Расположившись на камне у ее ног, я стала рассказывать обо всем, что видела утром: от голодных младенцев до Фрэнки, которую сбросили с кровати, и девушки с разбитым лицом. Ангел была моей исповедницей; отцу Полу я бы ничего не рассказала, даже если бы могла. Я видела отца Пола в полосатой пижаме, свернувшегося в кровати, как ребенок. А если вы видели кого-то в полосатой пижаме, свернувшегося, как ребенок, с двигающимися под веками глазами, трудно думать о нем как о человеке, которому можно доверить свои самые сокровенные тайны и величайшие грехи; как о человеке, который может дать вам отпущение. Наверное, грешно осуждать пижаму священника, поэтому я покаялась и в этом. Затем я, как всегда, сказала ангелу, что люблю ее крылья и хочу знать, как получить собственные.
«Как ты стала ангелом? – спросила я. – Как ты отсюда выбралась?

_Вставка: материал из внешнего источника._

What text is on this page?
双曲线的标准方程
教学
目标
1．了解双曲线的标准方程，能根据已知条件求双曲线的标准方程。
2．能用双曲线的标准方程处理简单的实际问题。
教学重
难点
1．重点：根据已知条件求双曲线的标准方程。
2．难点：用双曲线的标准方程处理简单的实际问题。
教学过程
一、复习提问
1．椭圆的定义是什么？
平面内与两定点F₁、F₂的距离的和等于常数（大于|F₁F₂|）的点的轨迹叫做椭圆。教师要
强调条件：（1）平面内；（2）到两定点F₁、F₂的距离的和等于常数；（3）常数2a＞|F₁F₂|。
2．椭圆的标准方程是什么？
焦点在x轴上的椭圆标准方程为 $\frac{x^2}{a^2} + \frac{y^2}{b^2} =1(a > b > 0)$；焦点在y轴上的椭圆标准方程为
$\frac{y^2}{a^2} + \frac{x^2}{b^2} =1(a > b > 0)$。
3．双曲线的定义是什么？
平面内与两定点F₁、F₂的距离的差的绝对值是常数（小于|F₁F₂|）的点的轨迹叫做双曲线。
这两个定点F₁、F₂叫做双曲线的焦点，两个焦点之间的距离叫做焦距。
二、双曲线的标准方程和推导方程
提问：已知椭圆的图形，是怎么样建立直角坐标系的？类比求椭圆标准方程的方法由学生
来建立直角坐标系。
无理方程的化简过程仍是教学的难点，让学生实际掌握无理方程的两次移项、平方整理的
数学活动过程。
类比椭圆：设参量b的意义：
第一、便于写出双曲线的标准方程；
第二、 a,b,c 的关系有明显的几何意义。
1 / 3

Почему я здесь? Разве я мало заплатила?» Я ждала ее ответа, хоть это было глупо и невозможно. А потом глупым и невозможным мне показался весь мир: разве ангелу трудно дать небольшой совет? Не думаю, что я так много прошу.
«Это твоя проблема, ты никогда не думаешь, что просишь слишком много», – произнес чей-то голос. Он принадлежал не ангелу, моей матери и звучал у меня в голове. И сетовал так, будто мы обе по-прежнему живы. «Ты никогда не думаешь ни о ком, кроме себя, никогда!» Я проигнорировала голос и рассказала ангелу о сандвичах с тефтелями, говяжьей солонине и кофейных пирожных на Небесах. Тоже невозможные вещи. Ангел не стала возражать.

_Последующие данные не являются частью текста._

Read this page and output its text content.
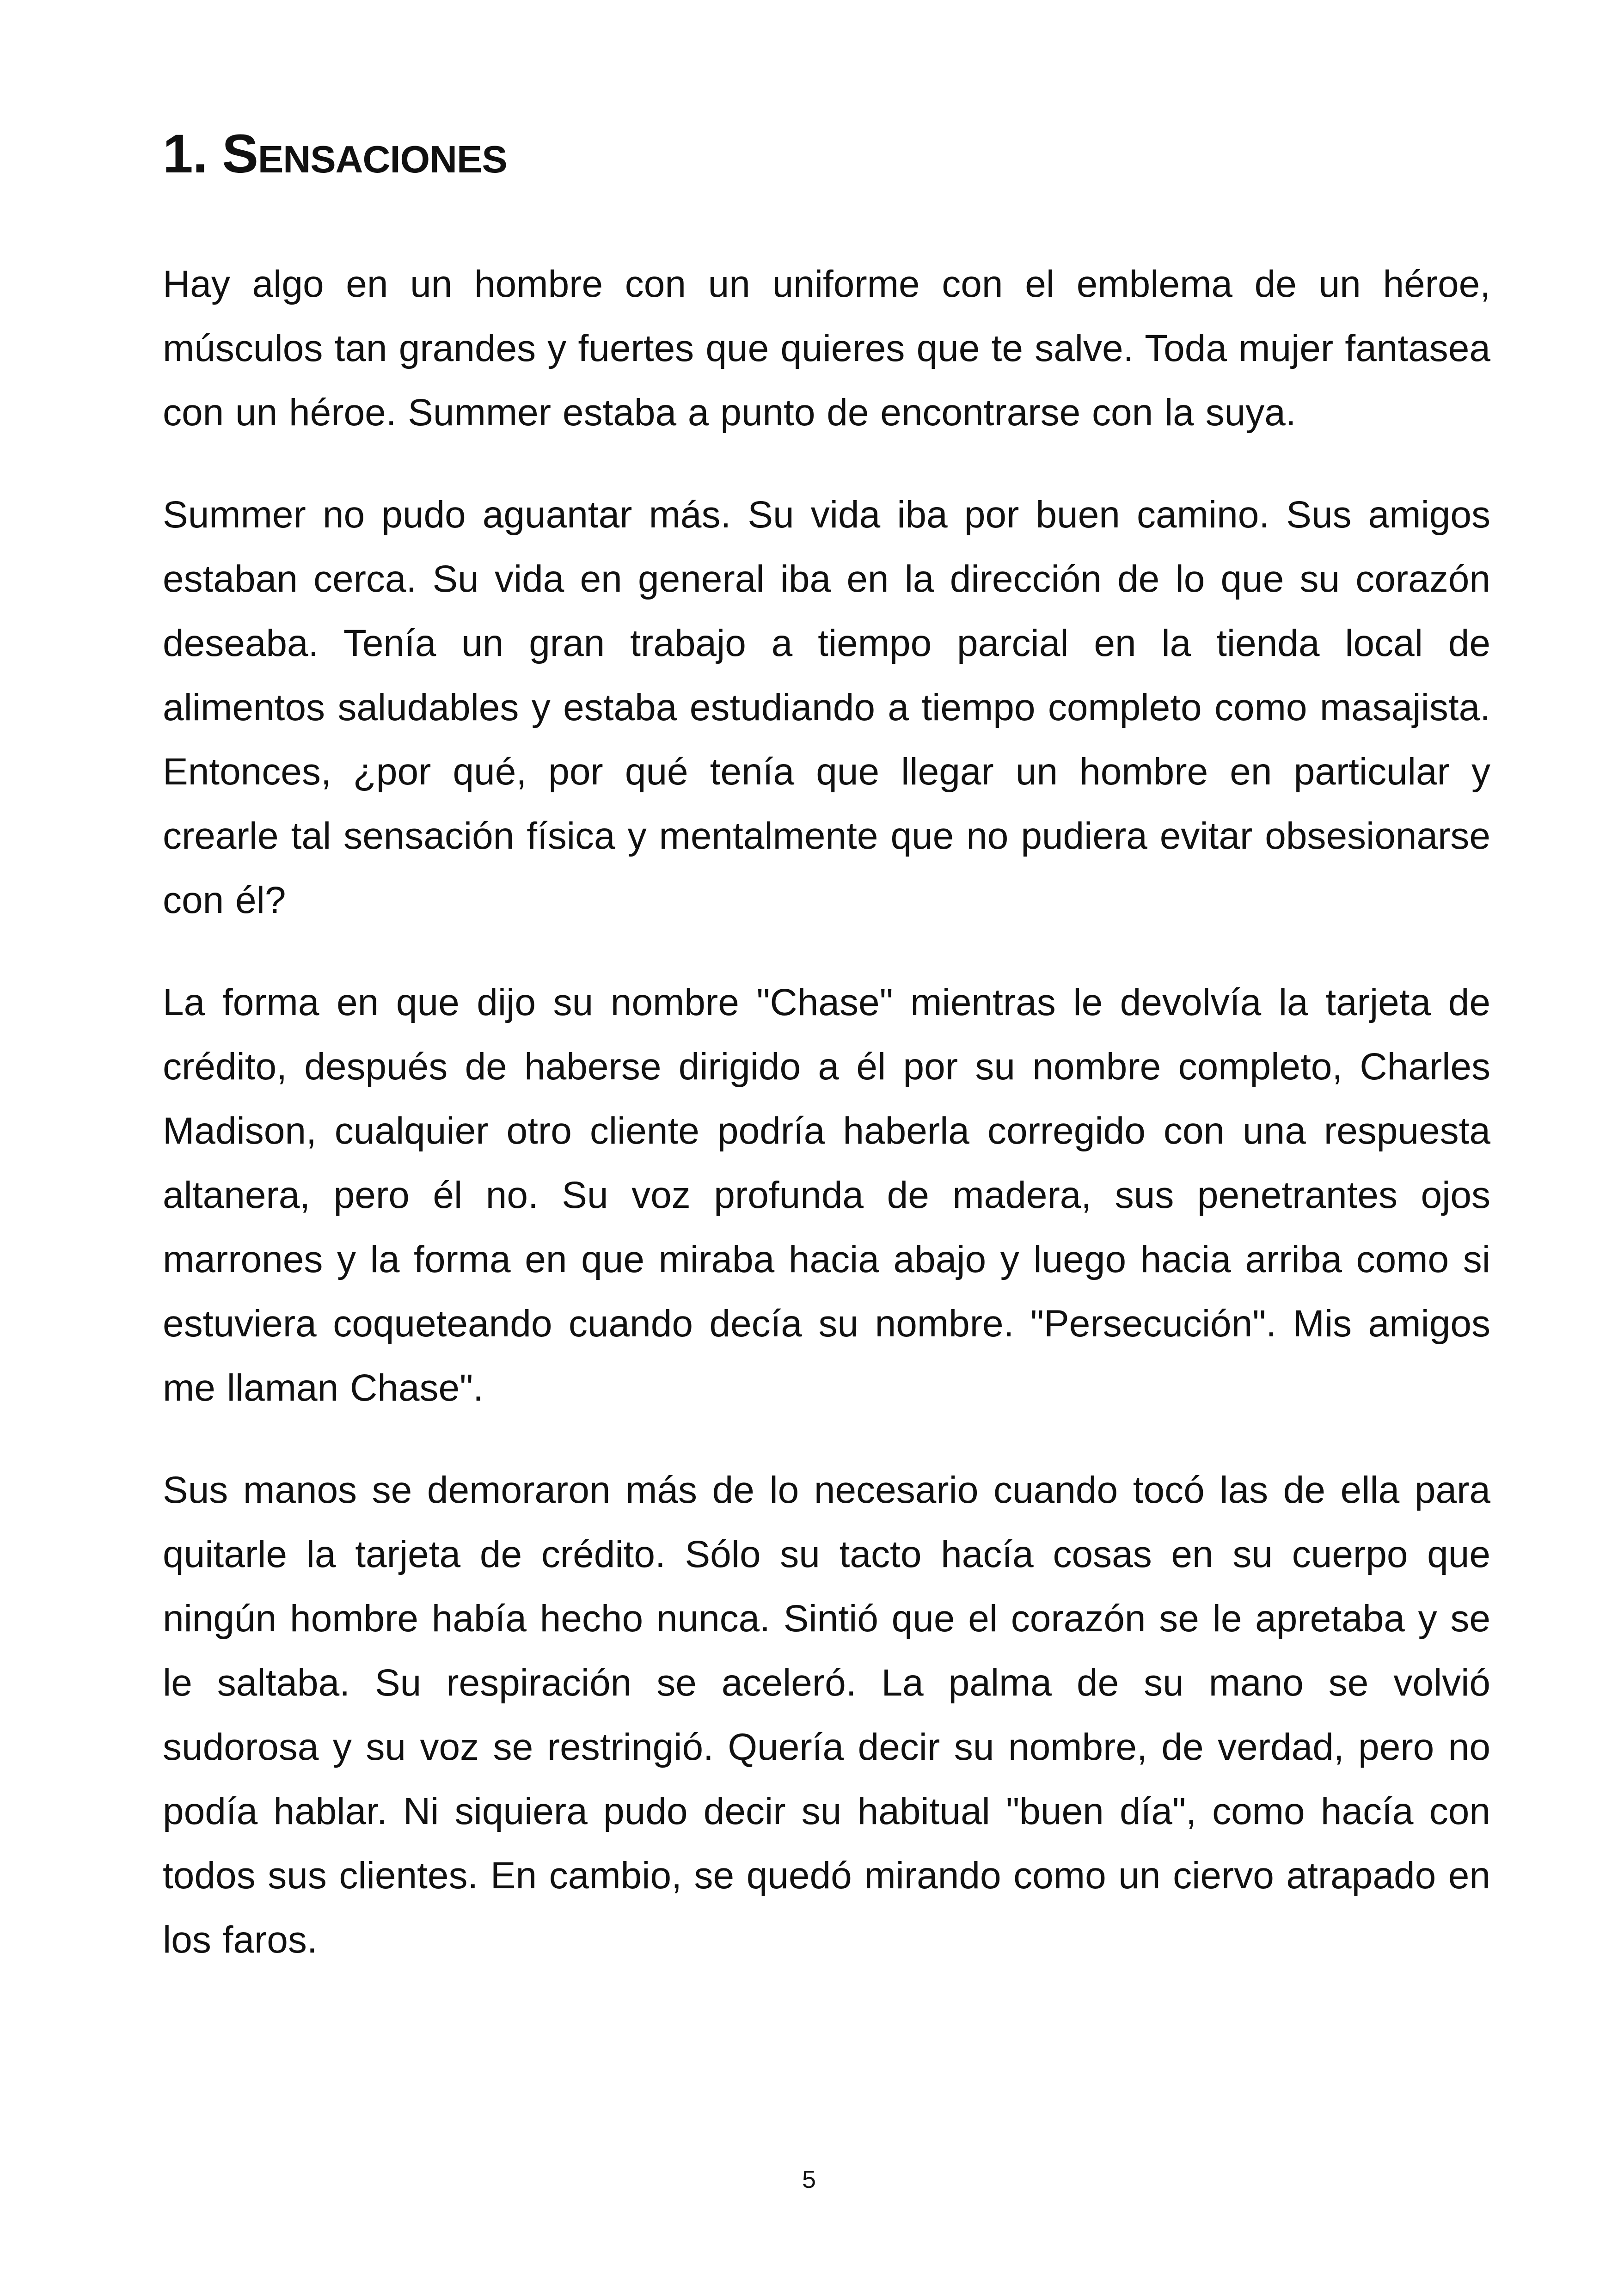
1. Sensaciones

Hay algo en un hombre con un uniforme con el emblema de un héroe, músculos tan grandes y fuertes que quieres que te salve. Toda mujer fantasea con un héroe. Summer estaba a punto de encontrarse con la suya.

Summer no pudo aguantar más. Su vida iba por buen camino. Sus amigos estaban cerca. Su vida en general iba en la dirección de lo que su corazón deseaba. Tenía un gran trabajo a tiempo parcial en la tienda local de alimentos saludables y estaba estudiando a tiempo completo como masajista. Entonces, ¿por qué, por qué tenía que llegar un hombre en particular y crearle tal sensación física y mentalmente que no pudiera evitar obsesionarse con él?

La forma en que dijo su nombre "Chase" mientras le devolvía la tarjeta de crédito, después de haberse dirigido a él por su nombre completo, Charles Madison, cualquier otro cliente podría haberla corregido con una respuesta altanera, pero él no. Su voz profunda de madera, sus penetrantes ojos marrones y la forma en que miraba hacia abajo y luego hacia arriba como si estuviera coqueteando cuando decía su nombre. "Persecución". Mis amigos me llaman Chase".

Sus manos se demoraron más de lo necesario cuando tocó las de ella para quitarle la tarjeta de crédito. Sólo su tacto hacía cosas en su cuerpo que ningún hombre había hecho nunca. Sintió que el corazón se le apretaba y se le saltaba. Su respiración se aceleró. La palma de su mano se volvió sudorosa y su voz se restringió. Quería decir su nombre, de verdad, pero no podía hablar. Ni siquiera pudo decir su habitual "buen día", como hacía con todos sus clientes. En cambio, se quedó mirando como un ciervo atrapado en los faros.

5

Когда я надоела ангелу, а она – мне, когда ее прекрасная улыбка стала больше напоминать усмешку, я покинула двор. В детстве я слышала о привидениях или, скорее, о местах, где они появляются: старых домах, кладбищах, темных ночных дорогах. Девочки в коттедже Фрэнки по-прежнему шептались о воскресшей Мэри, прекрасной девушке в белом, которую сбила машина, когда она возвращалась домой с танцев в «Уиллоубрук Бол рум», что в пригороде Чикаго. Говорят, теперь она идет на северо-восток по Арчер-авеню, пока ее не подбирает к себе в машину какой-нибудь ничего не подозревающий молодой человек. Она всю дорогу молчит, а когда они проезжают мимо кладбища Воскресения, исчезает.
И тем не менее, в отличие от многих других, я не брожу по кладбищам. Ладно, я брожу не только по кладбищам. Я спускалась на лодке по реке Чикаго, объехала на поезде вокруг всего Чикаго-Луп, а на автомобилях – каждый дюйм в городе и за его пределами. Я ходила куда хочу и когда хочу.
Но есть у меня и любимые места. Гуляя по кладбищу Святого Генриха и приветствуя могилы: «Здравствуйте, леди, здравствуйте, джентльмены», – как-то раз я прошла сквозь кованую ограду на улицу. Миновала приютскую оранжерею и лавку «Ангельские цветы», где мальчики из приюта выращивают цветы, срезают, собирают в букеты и продают. Дальше находятся лавка мясника и хозяйственный магазин на углу. Поскольку было воскресенье, улицы заполняли люди, надевшие под пальто лучшую одежду для церкви. Они держались за воротнички и шляпы и ежились от дождя со снегом. Они не обращали внимания на двух мужчин с покрытыми морщинами и сажей лицами, которые распивали на крыльце бутылку, смеясь сквозь испорченные зубы. Мимо с грохотом проехала большая машина, забрызгав хорошо одетого джентльмена на тротуаре. Пострадавший потряс кулаком, но машина не притормозила ни ради мужчины с кулаком, ни ради лежащей посреди улицы растерзанной женщины, чьи руки и ноги переломились во многих местах. Интересно, сколько раз она умерла? Два? Двести? Через несколько секунд женщина соскреблась с асфальта и пронеслась мимо меня – огромный розовый паук, убегающий по тротуару.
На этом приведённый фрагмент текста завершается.